Rollback XP Installation to Win2000

S

Scott Artwein

I recently upgraded a notebook with Win2000 SP4 to WinXP Professional SP2.
The video from the DVD drive does not play as it did before the upgrade, so I
need to do a rollback to Win2000. I am clueless as to how to do this. I
naturally have my XP disc, but no discs of any kind (recovery, OS, etc.) as
the notebook was pre-owned. Any help will be greatly appreciated.
 
D

DL

There isnt a roll back option if you upgraded.
Have you visited the laptop manu. web site for winxp specific drivers for
your specific model?
Or did you make the mistake of using winupdate for drivers?
 
S

Shenan Stanley

Scott said:
I recently upgraded a notebook with Win2000 SP4 to WinXP
Professional SP2. The video from the DVD drive does not play as it
did before the upgrade, so I need to do a rollback to Win2000. I am
clueless as to how to do this. I naturally have my XP disc, but no
discs of any kind (recovery, OS, etc.) as the notebook was
pre-owned.

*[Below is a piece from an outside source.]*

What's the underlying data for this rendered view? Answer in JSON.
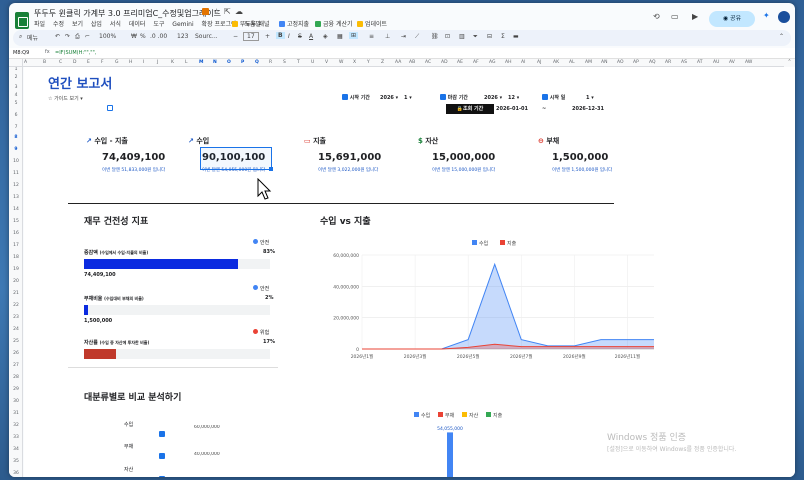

Any help will be greatly appreciated.

Oops?
Poor planning?

You will not be able to rollback from your Windows XP installation to
Windows 2000 *if* you did not perform a proper backup before doing such a
drastic change to the system.


How to uninstall Windows XP and revert to a previous operating system
http://support.microsoft.com/kb/303661

*NOTICE*
If you upgraded from Microsoft Windows XP Home Edition, Windows 2000, or
Windows NT 4.0, you cannot remove Windows XP.


It's also very plausible that your poor DVD playback has more to do with
out-dated applications that you are utilizing than the OS change itself
(they were designed to interface/work in the previous OS you had, etc.) OR
you need to upgrade all of your device drivers (hardware device drivers)
from EACH manufacturer's support web page (and your software may have
updates as well.)

Being a used computer - you'd be better off with a CLEAN installation of
whatever OS you plan on utilizing. Why inhgerit whatever the last person
used it for/damaged/left on it to track the system?
 
A

Anteaus

Nuking XP to fix DVD playback is a bit drastic.

First try reinstalling your DVD playback software. Then see if a DirectX
upgrade is needed- the DirectX version on 2000 may have been higher than that
on a default XP install (7, I think?) DX9 should suit most requirements.

BTW, a common misconception is that Windows Media Player plays encrypted
DVDs. In fact it doesn't, although it can act as a 'skin' to external DVD
player software, giving the impression that it does. - Thus to play these
you need third-party software such as PowerDVD or WinDVD.